Defined in `secrets.go`:

| Kind                  | Pattern                                                           |
| --------------------- | ----------------------------------------------------------------- |
| `secret_openai`       | `sk-[A-Za-z0-9]{32,}` / project-scoped `sk-proj-...`              |
| `secret_anthropic`    | `sk-ant-api03-...`                                                |
| `secret_aws`          | AKIA / ASIA IDs + 40-char secret pairs                            |
| `secret_github_pat`   | GitHub PAT — `ghp_`, `github_pat_`, or a legacy 40-char hex token |
| `secret_github_oauth` | GitHub OAuth token — `gho_`                                       |
| `secret_github_app`   | GitHub App installation token — `ghs_`                            |
| `secret_bearer_token` | `Bearer <long-b64>`                                               |
| `secret_password`     | `password=...`, `PASSWORD: ...` in env-var-shaped strings         |
| `secret_api_key`      | Generic `api_key=...`, `X-API-Key: ...`                           |

The stored finding carries `kind` and a redacted `detail` like `"openai API key (prefix: sk-...)"`. The raw match is never emitted.
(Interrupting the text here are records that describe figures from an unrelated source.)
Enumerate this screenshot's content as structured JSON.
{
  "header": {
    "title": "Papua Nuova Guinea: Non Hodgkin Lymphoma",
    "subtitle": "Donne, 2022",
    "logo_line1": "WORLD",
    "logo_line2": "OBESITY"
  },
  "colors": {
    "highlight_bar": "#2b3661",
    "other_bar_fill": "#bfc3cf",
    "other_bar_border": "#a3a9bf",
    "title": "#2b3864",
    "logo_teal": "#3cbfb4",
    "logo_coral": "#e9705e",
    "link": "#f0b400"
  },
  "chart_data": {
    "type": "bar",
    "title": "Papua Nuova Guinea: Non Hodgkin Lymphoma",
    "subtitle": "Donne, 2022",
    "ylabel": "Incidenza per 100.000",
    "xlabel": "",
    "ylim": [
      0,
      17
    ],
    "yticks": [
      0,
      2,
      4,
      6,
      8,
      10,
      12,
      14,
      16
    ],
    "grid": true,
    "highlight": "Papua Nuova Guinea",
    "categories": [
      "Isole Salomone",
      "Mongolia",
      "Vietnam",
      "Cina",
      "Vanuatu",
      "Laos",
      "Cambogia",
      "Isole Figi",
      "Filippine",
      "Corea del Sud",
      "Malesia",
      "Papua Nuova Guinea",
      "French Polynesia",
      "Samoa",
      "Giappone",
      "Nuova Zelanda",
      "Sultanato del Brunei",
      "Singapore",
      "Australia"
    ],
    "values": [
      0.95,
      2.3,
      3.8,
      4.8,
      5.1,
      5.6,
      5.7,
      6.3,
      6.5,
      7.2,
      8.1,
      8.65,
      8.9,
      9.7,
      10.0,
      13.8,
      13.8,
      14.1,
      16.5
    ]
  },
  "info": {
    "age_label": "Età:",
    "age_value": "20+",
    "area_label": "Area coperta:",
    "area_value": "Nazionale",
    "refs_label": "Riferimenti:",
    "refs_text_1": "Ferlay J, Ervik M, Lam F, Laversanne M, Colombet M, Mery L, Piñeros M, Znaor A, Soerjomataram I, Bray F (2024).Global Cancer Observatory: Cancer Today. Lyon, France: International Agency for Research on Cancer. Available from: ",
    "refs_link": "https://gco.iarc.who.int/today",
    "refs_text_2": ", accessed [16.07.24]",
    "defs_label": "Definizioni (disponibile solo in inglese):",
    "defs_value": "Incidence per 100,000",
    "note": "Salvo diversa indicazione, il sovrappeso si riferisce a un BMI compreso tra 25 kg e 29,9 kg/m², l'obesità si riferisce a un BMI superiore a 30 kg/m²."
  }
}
## Tool-arg schema validation

`lookout.ValidateArgs(schemaJSON, args)` runs draft-07 JSON Schema over a tool call's arguments. Use it before dispatching:

```go theme={null}
if err := lookout.ValidateArgs(mySchema, toolArgs); err != nil {
    // Block the tool call; err describes which field didn't satisfy the schema.
}
```

`ValidateArgs` returns `error` (nil on pass). Unknown-key and type mismatches
produce a non-nil error with a message pointing at the offending path. Empty
schema = pass.

## Adding a detector

Add a new `Kind` constant in `types.go`, a regex/detector function in the relevant layer file (`injection.go`, `secrets.go`, `output.go`), and register it in the scanner's internal rule list. Tests in `lookout_test.go` use table-driven cases -- add one for every new kind.

Guidelines:

* Detectors must be pure (no network, no state). The one exception, Lakera, is gated behind an explicit `WithLakeraAPIKey` option.
* Never put the raw matched value in the `Finding.Matched` field for a secret detector. Use a prefix or a kind string.
* Severity should reflect operational risk, not "how confident the regex is". A false-positive `secret_anthropic` at `warn` is fine; one at `critical` would flood oncall.

## Gotchas

<Warning>
  **Output guard is not in the LLM middleware.** If you add a new streaming consumer, wire `OutputGuard` yourself or secrets may flow through to clients unredacted.
</Warning>

<Accordion title="More edge cases">
  * **Scope is required.** `emitGuardEntry` silently no-ops if `lookout.ScopeFromContext(ctx)` returns zero. Always wrap your request context with `lookout.WithScope(ctx, scope)` before invoking the guards -- the HTTP handler chain does this for you.
  * **Sanitize verdict** is not a block. The returned text is the safe version; the `err` is non-nil only if the journal emit fell over.
</Accordion>

## Related

* [LLM middleware](/guides/llm-middleware) -- where `InputGuard` is composed.
* [Harbormaster](/guides/harbormaster) -- complementary: approvals gate the *action*, Lookout sanitises the *content*.
* [Crew Journal](/guides/crew-journal) -- `guardrail.input_blocked` / `guardrail.output_blocked`.